Theresa May viaja até Washington para ser recebida por Trump

May que será a primeira líder estrangeira a ser recebida por Trump irá discutir um novo acordo comercial pós 'brexit". Encontro acontece na próxima sexta-feira.

Theresa May viaja esta semana até os Estados Unidos da América, onde na próxima sexta-feira, em Washington vai reunir com o presidente americano, Donald Trump. May será assim o primeiro líder estrangeiro a encontrar-se com o novo presidente americano depois da sua tomada de posse na sexta-feira.

A confirmação deste encontro foi feita pela própria Theresa May, em entrevista à BBC. Em cima da mesa irão estar temas como a NATO, União Europeia e Rússia. As relações comerciais e o futuro acordo comercial entre os Estados Unidos e o Reino Unido estará também na ordem do dia. Um acordo ainda mais relevante na medida em que o Reino Unido prepara a saída do seio da União Europeia.

Trump já fez saber, contrariamente ao que defendia o ex- presidente americano Barack Obama, que o acordo comercial com o Reino era uma das prioridades do seu mandato.

Sobre a visão protecionista de Trump, May frisou que não estava alarmada uma vez que o presidente americano já tinha deixado claro que queria uma forte relação com o Reino Unido.

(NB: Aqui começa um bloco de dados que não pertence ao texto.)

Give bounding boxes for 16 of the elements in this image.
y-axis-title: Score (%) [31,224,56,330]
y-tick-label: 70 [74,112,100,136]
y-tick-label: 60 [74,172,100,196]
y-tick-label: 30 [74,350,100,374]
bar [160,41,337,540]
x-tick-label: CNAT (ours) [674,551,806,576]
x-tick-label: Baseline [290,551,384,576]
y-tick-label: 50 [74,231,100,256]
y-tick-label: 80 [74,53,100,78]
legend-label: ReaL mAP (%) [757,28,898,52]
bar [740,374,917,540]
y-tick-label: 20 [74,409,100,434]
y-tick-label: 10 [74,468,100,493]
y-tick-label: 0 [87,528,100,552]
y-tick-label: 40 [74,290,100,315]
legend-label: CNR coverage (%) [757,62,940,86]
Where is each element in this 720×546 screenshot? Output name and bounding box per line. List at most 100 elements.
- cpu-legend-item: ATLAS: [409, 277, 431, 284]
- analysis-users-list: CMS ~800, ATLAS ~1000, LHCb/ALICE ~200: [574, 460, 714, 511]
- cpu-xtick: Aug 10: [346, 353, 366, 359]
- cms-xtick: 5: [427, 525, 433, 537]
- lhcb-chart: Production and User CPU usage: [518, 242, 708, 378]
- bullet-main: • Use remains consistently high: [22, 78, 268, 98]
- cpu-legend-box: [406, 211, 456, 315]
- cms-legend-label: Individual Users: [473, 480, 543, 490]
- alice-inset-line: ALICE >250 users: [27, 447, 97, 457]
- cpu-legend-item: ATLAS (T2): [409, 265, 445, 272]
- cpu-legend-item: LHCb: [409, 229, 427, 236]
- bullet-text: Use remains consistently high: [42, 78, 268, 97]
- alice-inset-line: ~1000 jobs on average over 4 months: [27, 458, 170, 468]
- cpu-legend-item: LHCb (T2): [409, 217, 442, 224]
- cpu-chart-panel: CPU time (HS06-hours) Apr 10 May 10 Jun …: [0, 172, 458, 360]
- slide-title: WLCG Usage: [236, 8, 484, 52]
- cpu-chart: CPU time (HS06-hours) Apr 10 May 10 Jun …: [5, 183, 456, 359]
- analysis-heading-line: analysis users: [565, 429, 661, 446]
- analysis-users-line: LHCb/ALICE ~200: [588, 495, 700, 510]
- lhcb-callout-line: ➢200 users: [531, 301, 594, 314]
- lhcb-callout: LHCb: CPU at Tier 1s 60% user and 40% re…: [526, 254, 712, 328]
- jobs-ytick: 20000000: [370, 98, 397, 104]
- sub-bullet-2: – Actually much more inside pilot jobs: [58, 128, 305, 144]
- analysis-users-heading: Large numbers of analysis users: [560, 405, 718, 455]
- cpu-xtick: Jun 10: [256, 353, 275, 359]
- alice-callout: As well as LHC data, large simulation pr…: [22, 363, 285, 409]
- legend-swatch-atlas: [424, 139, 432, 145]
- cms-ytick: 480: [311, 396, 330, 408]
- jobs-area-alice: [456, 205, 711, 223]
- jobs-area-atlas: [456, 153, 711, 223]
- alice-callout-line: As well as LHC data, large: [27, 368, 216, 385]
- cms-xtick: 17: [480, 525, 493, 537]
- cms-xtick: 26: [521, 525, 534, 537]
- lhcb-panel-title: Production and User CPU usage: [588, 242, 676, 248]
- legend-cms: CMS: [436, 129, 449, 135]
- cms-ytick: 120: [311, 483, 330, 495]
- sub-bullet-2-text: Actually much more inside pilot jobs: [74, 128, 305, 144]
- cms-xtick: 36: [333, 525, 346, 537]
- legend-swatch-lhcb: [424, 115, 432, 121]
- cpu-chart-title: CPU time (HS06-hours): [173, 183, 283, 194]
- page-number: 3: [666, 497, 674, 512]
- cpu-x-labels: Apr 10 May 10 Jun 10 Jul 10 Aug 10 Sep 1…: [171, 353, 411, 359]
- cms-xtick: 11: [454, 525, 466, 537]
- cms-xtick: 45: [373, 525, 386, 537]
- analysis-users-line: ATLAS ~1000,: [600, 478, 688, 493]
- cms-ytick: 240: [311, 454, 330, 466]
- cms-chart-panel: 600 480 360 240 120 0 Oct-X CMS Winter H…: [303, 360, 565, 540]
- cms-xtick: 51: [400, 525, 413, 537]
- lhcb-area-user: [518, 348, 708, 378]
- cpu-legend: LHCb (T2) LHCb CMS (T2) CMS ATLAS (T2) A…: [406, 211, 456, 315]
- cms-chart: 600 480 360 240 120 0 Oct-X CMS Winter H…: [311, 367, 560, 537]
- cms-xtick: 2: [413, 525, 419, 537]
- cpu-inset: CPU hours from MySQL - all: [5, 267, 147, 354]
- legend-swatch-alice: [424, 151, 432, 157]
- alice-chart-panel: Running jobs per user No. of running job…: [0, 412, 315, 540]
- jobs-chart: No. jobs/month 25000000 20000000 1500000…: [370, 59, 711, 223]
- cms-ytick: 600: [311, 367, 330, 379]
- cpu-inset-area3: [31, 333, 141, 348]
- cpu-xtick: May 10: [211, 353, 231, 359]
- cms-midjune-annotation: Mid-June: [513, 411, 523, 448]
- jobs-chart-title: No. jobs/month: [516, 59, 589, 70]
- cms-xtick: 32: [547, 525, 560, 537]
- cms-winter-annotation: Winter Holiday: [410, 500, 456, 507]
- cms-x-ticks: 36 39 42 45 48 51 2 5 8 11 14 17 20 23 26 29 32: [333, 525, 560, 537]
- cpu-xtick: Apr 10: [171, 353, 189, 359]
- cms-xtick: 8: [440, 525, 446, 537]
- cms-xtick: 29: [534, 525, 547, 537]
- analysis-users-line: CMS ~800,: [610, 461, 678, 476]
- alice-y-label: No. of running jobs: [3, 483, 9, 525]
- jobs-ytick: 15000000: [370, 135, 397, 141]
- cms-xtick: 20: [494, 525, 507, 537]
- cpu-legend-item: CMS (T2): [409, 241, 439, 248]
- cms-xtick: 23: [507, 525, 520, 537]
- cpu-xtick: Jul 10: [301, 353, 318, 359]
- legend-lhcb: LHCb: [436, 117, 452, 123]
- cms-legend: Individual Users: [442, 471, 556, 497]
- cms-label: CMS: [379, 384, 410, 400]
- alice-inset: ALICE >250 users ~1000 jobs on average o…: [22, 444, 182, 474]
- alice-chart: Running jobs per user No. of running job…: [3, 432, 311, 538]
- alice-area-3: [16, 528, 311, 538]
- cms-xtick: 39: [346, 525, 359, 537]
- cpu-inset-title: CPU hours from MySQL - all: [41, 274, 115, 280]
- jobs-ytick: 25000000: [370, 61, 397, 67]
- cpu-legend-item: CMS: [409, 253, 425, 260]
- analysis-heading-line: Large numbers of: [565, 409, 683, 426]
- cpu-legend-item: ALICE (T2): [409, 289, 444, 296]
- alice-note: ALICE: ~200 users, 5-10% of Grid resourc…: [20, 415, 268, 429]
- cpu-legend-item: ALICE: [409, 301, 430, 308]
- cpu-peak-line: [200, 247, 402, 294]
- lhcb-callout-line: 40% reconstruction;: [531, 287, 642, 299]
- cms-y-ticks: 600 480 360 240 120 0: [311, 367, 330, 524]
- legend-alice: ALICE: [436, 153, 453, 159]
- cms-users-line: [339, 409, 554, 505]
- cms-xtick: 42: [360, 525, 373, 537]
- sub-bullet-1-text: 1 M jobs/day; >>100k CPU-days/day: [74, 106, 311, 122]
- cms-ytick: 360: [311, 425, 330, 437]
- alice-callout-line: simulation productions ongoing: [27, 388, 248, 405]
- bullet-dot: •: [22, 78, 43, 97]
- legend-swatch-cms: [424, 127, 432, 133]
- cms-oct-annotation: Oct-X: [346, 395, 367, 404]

A relação especial entre os dois países tem sido uma evidencia ao longo dos anos, uma vez que a exemplo do que agora acontece com May, também Tony Blair e Gordon Brown, foram os primeiros líderes europeus a serem recebidos respetivamente por George W. Bush, em 2001, e por Barack Obama, em 2009.

"A relação especial que existe entre os dois países permite-me dizer o que acho inaceitável e permite-nos abordar temas delicados”

Theresa May

Primeira-Ministra do Reino Unido

Theresa May assegurou ainda que não terá medo de contestar Donanld Trump sempre que este diga algo que considere inaceitável. A primeira-ministra britânica aproveitou a entrevista na BBC para relembrar que tem um forte historial em matéria de defesa dos direitos das mulheres. E voltou a frisar que considerou que Trump fez durante a campanha eleitoral, alguns comentários sobre as mulheres que ela classifica de “inaceitáveis”.

May defende mesmo que “a relação especial que existe entre os dois países permite-me dizer o que acho inaceitável e permite-nos abordar temas delicados”.